O’Reilly’s company was one of the first, if not the very first, to measure social media for market research. Many years ago, they were scraping Usenet to help decide which technologies would make good topics for books. I recall that one of the first decisions they made from that data was to choose between two open-source database projects, MySQL and mSQL. They chose MySQL… and therein lies another reminder of causality v. correlation. Did MySQL succeed because O’Reilly chose to focus on it, or did O’Reilly succeed because it chose the right books to publish? There is no way of knowing, but I have personal evidence that O’Reilly doesn’t always choose the right topics… or perhaps the right authors. That’s a story for another day.
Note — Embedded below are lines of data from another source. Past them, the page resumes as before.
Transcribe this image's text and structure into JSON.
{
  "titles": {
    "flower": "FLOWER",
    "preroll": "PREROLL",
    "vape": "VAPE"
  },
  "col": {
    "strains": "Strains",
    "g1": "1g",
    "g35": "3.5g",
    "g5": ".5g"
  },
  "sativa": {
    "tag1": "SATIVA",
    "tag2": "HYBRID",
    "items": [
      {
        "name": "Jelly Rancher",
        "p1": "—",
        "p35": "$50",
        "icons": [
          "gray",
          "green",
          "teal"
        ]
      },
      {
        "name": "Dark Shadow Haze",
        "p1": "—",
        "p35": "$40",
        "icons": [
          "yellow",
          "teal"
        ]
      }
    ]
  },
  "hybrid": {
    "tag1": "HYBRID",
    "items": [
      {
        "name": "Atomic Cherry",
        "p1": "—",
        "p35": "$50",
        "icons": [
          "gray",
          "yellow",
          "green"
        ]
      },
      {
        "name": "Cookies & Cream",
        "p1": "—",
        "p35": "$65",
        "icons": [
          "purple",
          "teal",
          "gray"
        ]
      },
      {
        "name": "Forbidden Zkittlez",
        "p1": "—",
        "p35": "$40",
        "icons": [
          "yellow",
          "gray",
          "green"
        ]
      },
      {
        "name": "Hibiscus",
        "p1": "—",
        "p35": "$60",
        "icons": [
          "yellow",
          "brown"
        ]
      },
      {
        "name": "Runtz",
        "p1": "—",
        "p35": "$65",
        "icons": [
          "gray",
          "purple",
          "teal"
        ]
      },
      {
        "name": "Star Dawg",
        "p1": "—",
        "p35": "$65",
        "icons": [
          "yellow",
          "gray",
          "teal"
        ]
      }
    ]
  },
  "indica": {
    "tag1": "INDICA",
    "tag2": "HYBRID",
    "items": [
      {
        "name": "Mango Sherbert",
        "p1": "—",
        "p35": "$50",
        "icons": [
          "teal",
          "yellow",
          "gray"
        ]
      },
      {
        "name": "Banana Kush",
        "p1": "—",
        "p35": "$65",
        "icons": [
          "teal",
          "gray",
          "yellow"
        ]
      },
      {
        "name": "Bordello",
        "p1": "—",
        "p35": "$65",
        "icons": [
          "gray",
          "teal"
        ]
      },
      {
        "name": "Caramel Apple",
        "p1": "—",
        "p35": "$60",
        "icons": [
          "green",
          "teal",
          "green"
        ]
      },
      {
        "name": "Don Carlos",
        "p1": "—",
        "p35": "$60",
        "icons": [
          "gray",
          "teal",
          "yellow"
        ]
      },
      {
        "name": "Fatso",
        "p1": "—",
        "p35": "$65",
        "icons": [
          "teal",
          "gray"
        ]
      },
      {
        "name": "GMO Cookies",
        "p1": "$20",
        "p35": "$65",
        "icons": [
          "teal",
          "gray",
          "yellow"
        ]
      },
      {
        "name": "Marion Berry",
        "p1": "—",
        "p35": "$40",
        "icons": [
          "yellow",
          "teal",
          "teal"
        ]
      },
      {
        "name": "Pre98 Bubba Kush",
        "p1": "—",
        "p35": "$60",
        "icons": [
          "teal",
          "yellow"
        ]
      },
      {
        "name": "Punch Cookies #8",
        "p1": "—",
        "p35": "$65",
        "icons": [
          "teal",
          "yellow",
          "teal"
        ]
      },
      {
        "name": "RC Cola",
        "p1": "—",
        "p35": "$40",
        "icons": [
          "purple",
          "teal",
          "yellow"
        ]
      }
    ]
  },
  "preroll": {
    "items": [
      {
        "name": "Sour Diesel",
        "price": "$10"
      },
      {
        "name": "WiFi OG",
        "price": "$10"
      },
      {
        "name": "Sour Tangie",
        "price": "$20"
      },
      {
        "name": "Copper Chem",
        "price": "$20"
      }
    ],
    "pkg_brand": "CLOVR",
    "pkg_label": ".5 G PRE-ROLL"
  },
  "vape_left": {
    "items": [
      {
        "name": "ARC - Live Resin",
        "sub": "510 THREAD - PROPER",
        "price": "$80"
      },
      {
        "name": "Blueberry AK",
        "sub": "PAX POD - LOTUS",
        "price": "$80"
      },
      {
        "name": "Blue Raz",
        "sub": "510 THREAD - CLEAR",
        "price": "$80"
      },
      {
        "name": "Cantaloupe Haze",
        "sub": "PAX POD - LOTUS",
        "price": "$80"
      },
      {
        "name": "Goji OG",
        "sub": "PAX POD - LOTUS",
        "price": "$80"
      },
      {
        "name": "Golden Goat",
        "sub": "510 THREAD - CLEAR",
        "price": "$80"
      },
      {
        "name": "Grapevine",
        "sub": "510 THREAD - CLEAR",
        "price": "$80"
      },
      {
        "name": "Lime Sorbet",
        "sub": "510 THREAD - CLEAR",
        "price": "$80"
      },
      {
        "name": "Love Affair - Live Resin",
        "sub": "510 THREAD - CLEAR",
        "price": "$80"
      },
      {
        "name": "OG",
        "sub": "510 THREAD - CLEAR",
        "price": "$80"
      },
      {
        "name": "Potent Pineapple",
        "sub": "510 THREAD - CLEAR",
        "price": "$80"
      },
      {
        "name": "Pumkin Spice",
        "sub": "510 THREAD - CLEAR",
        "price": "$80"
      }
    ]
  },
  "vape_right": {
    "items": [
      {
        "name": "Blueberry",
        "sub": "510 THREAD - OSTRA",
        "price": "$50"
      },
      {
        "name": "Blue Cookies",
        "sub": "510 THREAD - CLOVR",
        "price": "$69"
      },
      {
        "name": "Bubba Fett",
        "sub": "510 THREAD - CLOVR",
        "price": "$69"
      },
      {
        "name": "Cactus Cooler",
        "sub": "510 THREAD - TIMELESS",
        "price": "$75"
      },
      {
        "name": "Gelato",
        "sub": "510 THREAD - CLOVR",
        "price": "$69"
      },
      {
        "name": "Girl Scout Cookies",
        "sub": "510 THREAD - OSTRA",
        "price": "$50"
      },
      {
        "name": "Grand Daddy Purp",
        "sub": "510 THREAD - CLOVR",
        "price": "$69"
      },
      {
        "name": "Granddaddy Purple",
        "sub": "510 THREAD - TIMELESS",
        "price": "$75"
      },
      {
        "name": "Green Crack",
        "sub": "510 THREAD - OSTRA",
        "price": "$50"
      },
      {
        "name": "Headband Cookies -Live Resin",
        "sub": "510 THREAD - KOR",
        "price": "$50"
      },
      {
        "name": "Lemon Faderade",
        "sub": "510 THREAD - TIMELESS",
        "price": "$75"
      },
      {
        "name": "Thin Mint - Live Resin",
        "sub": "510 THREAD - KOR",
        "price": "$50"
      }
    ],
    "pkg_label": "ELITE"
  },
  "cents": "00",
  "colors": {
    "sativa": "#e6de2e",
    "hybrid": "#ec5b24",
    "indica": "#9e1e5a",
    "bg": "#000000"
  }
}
After a lot of wrangling with Python, MySQL and technical issues having to do with Unicode and my inability to write a correlated subquery under the influence of Sudafed, I have something working. It started by scraping Tim’s recent tweets and then searched for people who also cited the same URLs. Then it explores those who it has found cite the greatest number of URLs overall. It adds 10 people at a time and then re-ranks to see who it should explore next.
I’ve been running this for a couple of days now in various forms. So far I have found about 7,000 unique URLs. Only about 300 of them are duplicates – different shrunken URLs for the same page. The URLs have been mentioned about 20,000 times by 7,500 users. I have found about 40,000 two-word phrases (stop words, URLs, screen names and hashtags are excluded) and 52,000 mentions of those phrases, which means that a number of phrases are being used by multiple people.
What the heck, here are the top phrases and the number of Twitters (Twitterers? Twits?) who used them over the last few days (remember, this is far from comprehensive):
I suspect that the words “check out” on Twitter are much like the words “click here” were in the early days of the web. ”Emergency generator” intrigued me, so I linked it above to Twitter search. Hint: it has to do with the Toyota Prius. I suspect those same people included a link to a New York Times article about it. Interestingly, a number of the people who cited it were not retweeting (at least not explicitly)… but many of them were using a shrunken URL cited by – guess who – Tim O’Reilly. The interesting thing about the popularity of the phrase is that it gives my code a way to discover the other shrunken URLs in a single search, instead of having to scrape everything and resolve every shrunken URL to the actual page. Tim may or may not have influenced those people to look at the article, but it is clear that he is in tune with a topic that people are interested in, which makes him interesting, whether he is an influencer or just well-influenced, so to speak.
Time to publish this post, I guess, even though I’m tempted to wait until today’s cold medicine has worn off to proofread it one more time.
More results here as I come up with them.